This article is excerpted from a letter by MOI Global instructor Edward Chang, portfolio manager at Pledge Capital, based in New York.
Edward is a featured instructor at Best Ideas 2021.
We love finding two types of investments:
(1) A business which has a great product or service that is in the early days of market share gains. The company’s product/service is better than current industry norms and most customers have not discovered the company. There is usually a great management team, but the best businesses can do well with even average CEOs. In the ideal scenario, you do have a talented and highly incentivized executive team. The key is a great system, model, and advantage. Their product/service must address a major pain point and provide a superior customer experience.
(2) A company that is building or has recently built a new product. Good management teams maximize efficiencies, but great CEOs build new product cycles.
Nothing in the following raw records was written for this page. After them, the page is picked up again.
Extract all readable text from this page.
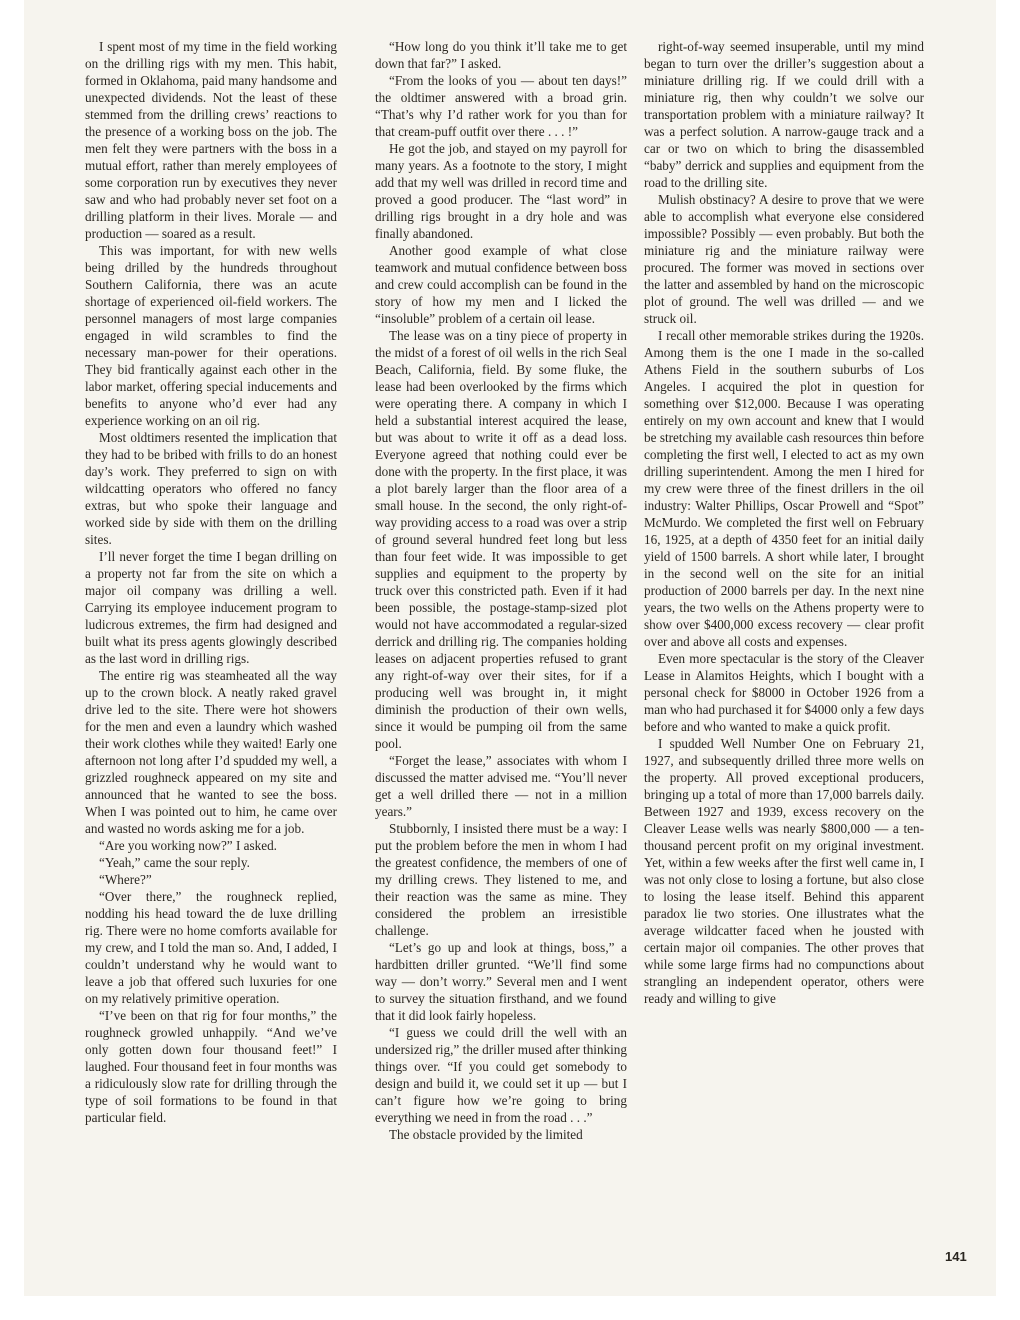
I spent most of my time in the field working on the drilling rigs with my men. This habit, formed in Oklahoma, paid many handsome and unexpected dividends. Not the least of these stemmed from the drilling crews’ reactions to the presence of a working boss on the job. The men felt they were partners with the boss in a mutual effort, rather than merely employees of some corporation run by executives they never saw and who had probably never set foot on a drilling platform in their lives. Morale — and production — soared as a result.

This was important, for with new wells being drilled by the hundreds throughout Southern California, there was an acute shortage of experienced oil-field workers. The personnel managers of most large companies engaged in wild scrambles to find the necessary man-power for their operations. They bid frantically against each other in the labor market, offering special inducements and benefits to anyone who’d ever had any experience working on an oil rig.

Most oldtimers resented the implication that they had to be bribed with frills to do an honest day’s work. They preferred to sign on with wildcatting operators who offered no fancy extras, but who spoke their language and worked side by side with them on the drilling sites.

I’ll never forget the time I began drilling on a property not far from the site on which a major oil company was drilling a well. Carrying its employee inducement program to ludicrous extremes, the firm had designed and built what its press agents glowingly described as the last word in drilling rigs.

The entire rig was steamheated all the way up to the crown block. A neatly raked gravel drive led to the site. There were hot showers for the men and even a laundry which washed their work clothes while they waited! Early one afternoon not long after I’d spudded my well, a grizzled roughneck appeared on my site and announced that he wanted to see the boss. When I was pointed out to him, he came over and wasted no words asking me for a job.

“Are you working now?” I asked.

“Yeah,” came the sour reply.

“Where?”

“Over there,” the roughneck replied, nodding his head toward the de luxe drilling rig. There were no home comforts available for my crew, and I told the man so. And, I added, I couldn’t understand why he would want to leave a job that offered such luxuries for one on my relatively primitive operation.

“I’ve been on that rig for four months,” the roughneck growled unhappily. “And we’ve only gotten down four thousand feet!” I laughed. Four thousand feet in four months was a ridiculously slow rate for drilling through the type of soil formations to be found in that particular field.

“How long do you think it’ll take me to get down that far?” I asked.

“From the looks of you — about ten days!” the oldtimer answered with a broad grin. “That’s why I’d rather work for you than for that cream-puff outfit over there . . . !”

He got the job, and stayed on my payroll for many years. As a footnote to the story, I might add that my well was drilled in record time and proved a good producer. The “last word” in drilling rigs brought in a dry hole and was finally abandoned.

Another good example of what close teamwork and mutual confidence between boss and crew could accomplish can be found in the story of how my men and I licked the “insoluble” problem of a certain oil lease.

The lease was on a tiny piece of property in the midst of a forest of oil wells in the rich Seal Beach, California, field. By some fluke, the lease had been overlooked by the firms which were operating there. A company in which I held a substantial interest acquired the lease, but was about to write it off as a dead loss. Everyone agreed that nothing could ever be done with the property. In the first place, it was a plot barely larger than the floor area of a small house. In the second, the only right-of-way providing access to a road was over a strip of ground several hundred feet long but less than four feet wide. It was impossible to get supplies and equipment to the property by truck over this constricted path. Even if it had been possible, the postage-stamp-sized plot would not have accommodated a regular-sized derrick and drilling rig. The companies holding leases on adjacent properties refused to grant any right-of-way over their sites, for if a producing well was brought in, it might diminish the production of their own wells, since it would be pumping oil from the same pool.

“Forget the lease,” associates with whom I discussed the matter advised me. “You’ll never get a well drilled there — not in a million years.”

Stubbornly, I insisted there must be a way: I put the problem before the men in whom I had the greatest confidence, the members of one of my drilling crews. They listened to me, and their reaction was the same as mine. They considered the problem an irresistible challenge.

“Let’s go up and look at things, boss,” a hardbitten driller grunted. “We’ll find some way — don’t worry.” Several men and I went to survey the situation firsthand, and we found that it did look fairly hopeless.

“I guess we could drill the well with an undersized rig,” the driller mused after thinking things over. “If you could get somebody to design and build it, we could set it up — but I can’t figure how we’re going to bring everything we need in from the road . . .”

The obstacle provided by the limited

right-of-way seemed insuperable, until my mind began to turn over the driller’s suggestion about a miniature drilling rig. If we could drill with a miniature rig, then why couldn’t we solve our transportation problem with a miniature railway? It was a perfect solution. A narrow-gauge track and a car or two on which to bring the disassembled “baby” derrick and supplies and equipment from the road to the drilling site.

Mulish obstinacy? A desire to prove that we were able to accomplish what everyone else considered impossible? Possibly — even probably. But both the miniature rig and the miniature railway were procured. The former was moved in sections over the latter and assembled by hand on the microscopic plot of ground. The well was drilled — and we struck oil.

I recall other memorable strikes during the 1920s. Among them is the one I made in the so-called Athens Field in the southern suburbs of Los Angeles. I acquired the plot in question for something over $12,000. Because I was operating entirely on my own account and knew that I would be stretching my available cash resources thin before completing the first well, I elected to act as my own drilling superintendent. Among the men I hired for my crew were three of the finest drillers in the oil industry: Walter Phillips, Oscar Prowell and “Spot” McMurdo. We completed the first well on February 16, 1925, at a depth of 4350 feet for an initial daily yield of 1500 barrels. A short while later, I brought in the second well on the site for an initial production of 2000 barrels per day. In the next nine years, the two wells on the Athens property were to show over $400,000 excess recovery — clear profit over and above all costs and expenses.

Even more spectacular is the story of the Cleaver Lease in Alamitos Heights, which I bought with a personal check for $8000 in October 1926 from a man who had purchased it for $4000 only a few days before and who wanted to make a quick profit.

I spudded Well Number One on February 21, 1927, and subsequently drilled three more wells on the property. All proved exceptional producers, bringing up a total of more than 17,000 barrels daily. Between 1927 and 1939, excess recovery on the Cleaver Lease wells was nearly $800,000 — a ten-thousand percent profit on my original investment. Yet, within a few weeks after the first well came in, I was not only close to losing a fortune, but also close to losing the lease itself. Behind this apparent paradox lie two stories. One illustrates what the average wildcatter faced when he jousted with certain major oil companies. The other proves that while some large firms had no compunctions about strangling an independent operator, others were ready and willing to give

141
They have a vision that will transform an industry and the ability to execute.
While many companies in the second group come from the start-up universe, they also come from incumbents with an established competitive position that management then builds on top of. In the mid-2010s, while covering restaurants at UBS, I witnessed Panera and McDonald’s roll out digital initiatives to their franchised systems. They were early adopters of mobile ordering and tablet/kiosks that transformed their customer experience. These initiatives took significant investments in technology and restaurant re-designs, but ultimately helped reduce wait times and increase convenience. The changes were popular with customers and drove improved financial performance. As a result, investors in these two stocks reaped a considerable financial return.
With the second group of opportunities, the key is finding a management team that thinks like a founder. They are making strategic changes and building a new product cycle that solves a significant pain point in their industry. As this new product is developed and improved, the company hits an inflection point when customers embrace the new product/service.